The reason I mention it here, and why I read "Neighbours" with such glee, is that it contains some of the worst editing I've ever come across. Here's an example from part 2 of an ongoing series, "In Search of the Perfect Mattress". This article is headlined:
Couple find ideal sleep solution
Already we're on shaky grammatical ground, wondering whether this is (these are?) some newfangled plural couple or the conventional singular type. As you read on, you find various ingenuous quotes from mattress experts:
"Surprisingly, the choice will be narrowed down quite quickly as customers tend to have their own comfort preference."You don't say! But the final coup de grace is this astonishing sentence:
He cites some of the important areas that should be covered by a sales person include sleeping patterns, work patterns or strains on the body, physical ailments or concerns, and of course, for whom the bed is.This is the kind of sentence that keeps me awake at night, delighting in the tortuous syntax. (Maybe I'm unique in having that sleep pattern.) I'm pretty sure the writer was conscientiously avoiding a dangling participle, as she unintentionally suggests a John Donne poem.

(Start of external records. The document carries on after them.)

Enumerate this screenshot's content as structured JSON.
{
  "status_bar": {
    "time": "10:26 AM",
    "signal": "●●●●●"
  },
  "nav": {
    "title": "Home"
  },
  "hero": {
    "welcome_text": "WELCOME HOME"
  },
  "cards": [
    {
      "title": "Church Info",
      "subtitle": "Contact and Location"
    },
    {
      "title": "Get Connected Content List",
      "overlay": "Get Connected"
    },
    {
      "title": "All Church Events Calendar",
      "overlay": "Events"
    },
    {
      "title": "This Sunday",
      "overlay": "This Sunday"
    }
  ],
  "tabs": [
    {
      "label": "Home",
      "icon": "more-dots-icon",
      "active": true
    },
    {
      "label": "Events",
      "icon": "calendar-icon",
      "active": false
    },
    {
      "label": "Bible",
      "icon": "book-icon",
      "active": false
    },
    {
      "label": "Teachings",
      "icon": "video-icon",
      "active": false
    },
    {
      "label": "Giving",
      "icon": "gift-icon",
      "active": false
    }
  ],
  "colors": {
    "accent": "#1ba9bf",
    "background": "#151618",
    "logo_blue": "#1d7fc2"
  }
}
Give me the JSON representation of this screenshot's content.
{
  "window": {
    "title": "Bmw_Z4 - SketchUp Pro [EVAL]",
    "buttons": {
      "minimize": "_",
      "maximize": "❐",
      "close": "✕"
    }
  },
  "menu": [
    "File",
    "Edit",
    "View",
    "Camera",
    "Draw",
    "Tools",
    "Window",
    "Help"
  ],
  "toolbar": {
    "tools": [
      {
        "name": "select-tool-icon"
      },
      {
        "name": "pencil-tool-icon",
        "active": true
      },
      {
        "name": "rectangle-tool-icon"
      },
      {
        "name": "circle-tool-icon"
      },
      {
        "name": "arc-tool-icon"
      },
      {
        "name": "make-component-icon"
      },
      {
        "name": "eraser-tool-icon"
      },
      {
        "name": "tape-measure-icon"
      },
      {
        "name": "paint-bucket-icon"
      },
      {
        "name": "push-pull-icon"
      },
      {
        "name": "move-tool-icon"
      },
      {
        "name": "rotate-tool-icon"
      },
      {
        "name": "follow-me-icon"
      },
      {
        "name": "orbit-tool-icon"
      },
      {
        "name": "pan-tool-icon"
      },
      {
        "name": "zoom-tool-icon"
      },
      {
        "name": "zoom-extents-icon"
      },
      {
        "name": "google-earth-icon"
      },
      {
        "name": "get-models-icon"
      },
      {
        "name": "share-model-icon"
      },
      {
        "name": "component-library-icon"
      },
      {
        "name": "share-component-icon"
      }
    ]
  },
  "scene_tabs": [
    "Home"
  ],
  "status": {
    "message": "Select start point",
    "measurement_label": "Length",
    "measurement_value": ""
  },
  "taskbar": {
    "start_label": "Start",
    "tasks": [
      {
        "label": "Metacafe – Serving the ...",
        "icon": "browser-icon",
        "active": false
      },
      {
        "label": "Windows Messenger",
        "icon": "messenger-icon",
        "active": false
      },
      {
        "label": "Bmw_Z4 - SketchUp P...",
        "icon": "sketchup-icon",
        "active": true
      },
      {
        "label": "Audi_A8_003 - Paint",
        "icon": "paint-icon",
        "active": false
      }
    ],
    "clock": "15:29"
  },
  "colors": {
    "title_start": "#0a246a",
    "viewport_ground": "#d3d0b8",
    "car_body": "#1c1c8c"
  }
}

For whom the bed is, indeed? Do not ask; it is for thee.
2 comments:
Apparently Neighbours is lovingly translated into Chinese, and then back again before publication. We don't get it delivered at all 'round these parts.
The dangling participle is indefensible, of course. But now that you live in Canada, you have to get used a few 'Britishisms'. I think across the pond what we consider a plural noun takes the singular verb. Hence the line in the Beatles song:
"The band are not quite right.”
That’s why we fought the revolutionary war, I suppose.